Dataset and DataArray objects are too complicated for numpy’s copy command. For complex objects such as these use the deepcopy command.

[23]:
ssh_tmp = deepcopy(output_all.SSH)
ssh_tmp[:] = 10
ssh_tmp[4,1,5:9,5:9].values
[23]:
array([[10., 10., 10., 10.],
       [10., 10., 10., 10.],
       [10., 10., 10., 10.],
       [10., 10., 10., 10.]], dtype=float32)
[24]:
output_all.SSH[4,1,5:9,5:9].values
[24]:
array([[-1.3839613, -1.3924128, -1.3913262, -1.3853507],
       [-1.3569907, -1.3593892, -1.3547356, -1.3458692],
       [-1.3178127, -1.316035 , -1.3086342, -1.2973909],
       [-1.267521 , -1.2628312, -1.2530723, -1.239709 ]], dtype=float32)

Using deepcopy gives us an entirely new array in memory.

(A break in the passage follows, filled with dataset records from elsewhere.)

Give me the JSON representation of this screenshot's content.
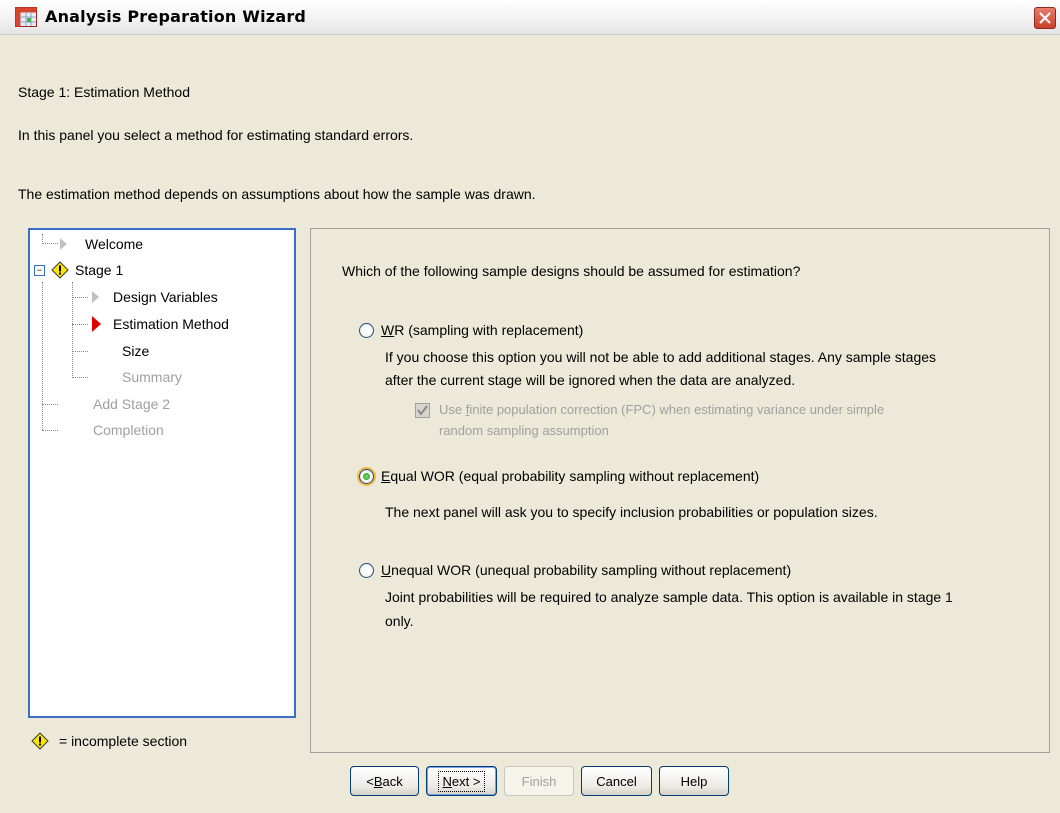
{
  "window": {
    "title": "Analysis Preparation Wizard",
    "close_glyph": "✕"
  },
  "header": {
    "stage": "Stage 1: Estimation Method",
    "intro": "In this panel you select a method for estimating standard errors.",
    "note": "The estimation method depends on assumptions about how the sample was drawn."
  },
  "nav": {
    "items": [
      {
        "label": "Welcome",
        "state": "normal"
      },
      {
        "label": "Stage 1",
        "state": "incomplete",
        "expanded_glyph": "−"
      },
      {
        "label": "Design Variables",
        "state": "normal"
      },
      {
        "label": "Estimation Method",
        "state": "current"
      },
      {
        "label": "Size",
        "state": "normal"
      },
      {
        "label": "Summary",
        "state": "disabled"
      },
      {
        "label": "Add Stage 2",
        "state": "disabled"
      },
      {
        "label": "Completion",
        "state": "disabled"
      }
    ],
    "legend": "= incomplete section",
    "warning_glyph": "!"
  },
  "content": {
    "question": "Which of the following sample designs should be assumed for estimation?",
    "options": [
      {
        "mnemonic": "W",
        "label_rest": "R (sampling with replacement)",
        "selected": false,
        "description": [
          "If you choose this option you will not be able to add additional stages. Any sample stages",
          "after the current stage will be ignored when the data are analyzed."
        ],
        "fpc": {
          "prefix": "Use ",
          "mnemonic": "f",
          "rest": "inite population correction (FPC) when estimating variance under simple",
          "line2": "random sampling assumption",
          "checked": true,
          "enabled": false
        }
      },
      {
        "mnemonic": "E",
        "label_rest": "qual WOR (equal probability sampling without replacement)",
        "selected": true,
        "description": [
          "The next panel will ask you to specify inclusion probabilities or population sizes."
        ]
      },
      {
        "mnemonic": "U",
        "label_rest": "nequal WOR (unequal probability sampling without replacement)",
        "selected": false,
        "description": [
          "Joint probabilities will be required to analyze sample data. This option is available in stage 1",
          "only."
        ]
      }
    ]
  },
  "buttons": {
    "back_prefix": "< ",
    "back_mnemonic": "B",
    "back_rest": "ack",
    "next_mnemonic": "N",
    "next_rest": "ext >",
    "finish": "Finish",
    "cancel": "Cancel",
    "help": "Help"
  }
}
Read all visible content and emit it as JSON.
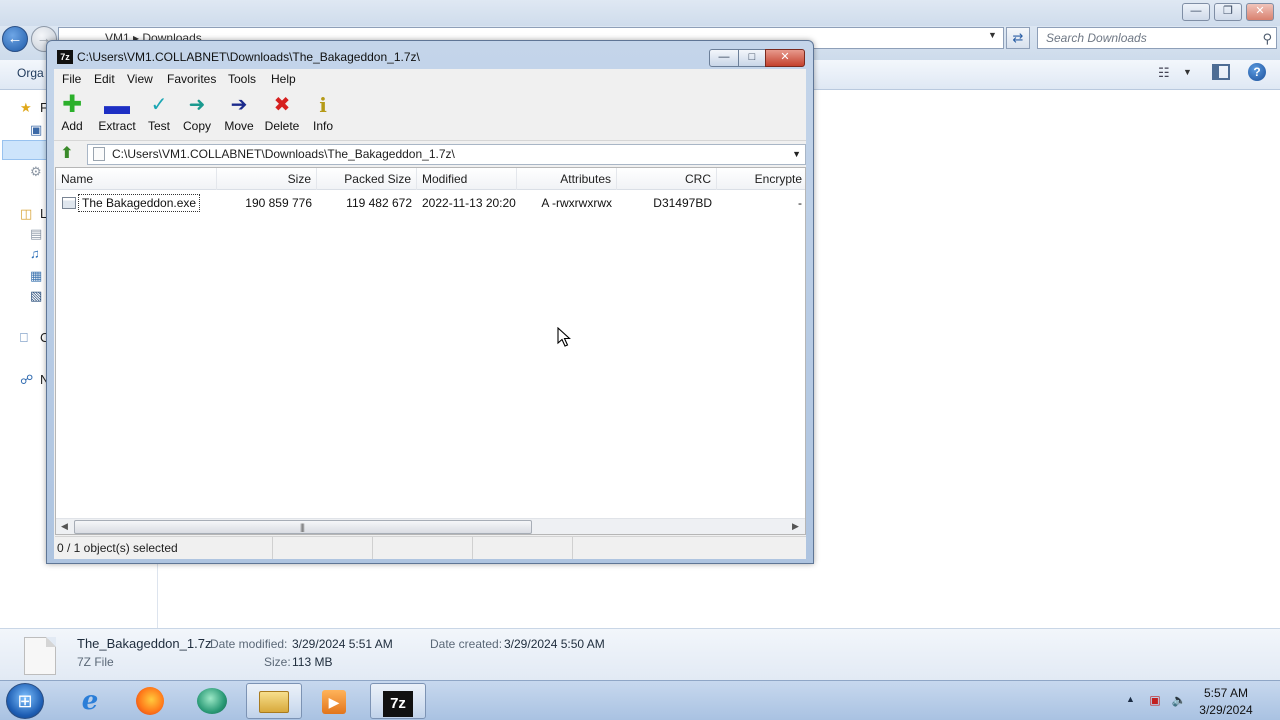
{
  "explorer": {
    "breadcrumb": [
      "VM1",
      "Downloads"
    ],
    "search_placeholder": "Search Downloads",
    "organize_label": "Orga",
    "navpane_letters": [
      "F",
      "L",
      "C",
      "N"
    ],
    "details": {
      "file_name": "The_Bakageddon_1.7z",
      "file_type": "7Z File",
      "date_modified_label": "Date modified:",
      "date_modified_value": "3/29/2024 5:51 AM",
      "date_created_label": "Date created:",
      "date_created_value": "3/29/2024 5:50 AM",
      "size_label": "Size:",
      "size_value": "113 MB"
    }
  },
  "sevenzip": {
    "title": "C:\\Users\\VM1.COLLABNET\\Downloads\\The_Bakageddon_1.7z\\",
    "title_icon": "7z",
    "menu": [
      "File",
      "Edit",
      "View",
      "Favorites",
      "Tools",
      "Help"
    ],
    "toolbar": [
      {
        "label": "Add",
        "icon": "add-icon",
        "color": "#2bb02b"
      },
      {
        "label": "Extract",
        "icon": "extract-icon",
        "color": "#1d2fc4"
      },
      {
        "label": "Test",
        "icon": "test-icon",
        "color": "#1aa6b3"
      },
      {
        "label": "Copy",
        "icon": "copy-icon",
        "color": "#1a9a8f"
      },
      {
        "label": "Move",
        "icon": "move-icon",
        "color": "#1b2a8c"
      },
      {
        "label": "Delete",
        "icon": "delete-icon",
        "color": "#d6201f"
      },
      {
        "label": "Info",
        "icon": "info-icon",
        "color": "#b59a17"
      }
    ],
    "path": "C:\\Users\\VM1.COLLABNET\\Downloads\\The_Bakageddon_1.7z\\",
    "columns": [
      "Name",
      "Size",
      "Packed Size",
      "Modified",
      "Attributes",
      "CRC",
      "Encrypte"
    ],
    "rows": [
      {
        "name": "The Bakageddon.exe",
        "size": "190 859 776",
        "packed_size": "119 482 672",
        "modified": "2022-11-13 20:20",
        "attributes": "A -rwxrwxrwx",
        "crc": "D31497BD",
        "encrypted": "-"
      }
    ],
    "status": "0 / 1 object(s) selected"
  },
  "taskbar": {
    "time": "5:57 AM",
    "date": "3/29/2024",
    "pinned": [
      "internet-explorer-icon",
      "firefox-icon",
      "app-icon",
      "file-explorer-icon",
      "media-player-icon",
      "7zip-icon"
    ],
    "active_app_label": "7z"
  }
}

Operations on ssh_tmp do not affect the original fields that we found in the output_all_SSH DataArray.

alternative to deepcopy

xarray give us another way to deepcopy DataArrays and Datasets:

ssh_tmp = output_all.copy(deep=True)

Conclusion

You now know about the possible pitfalls for dealing with Python’s pass-by-reference way of handling assignment statements and different methods for making copies of numpy arrays and Datasets and DataArrays.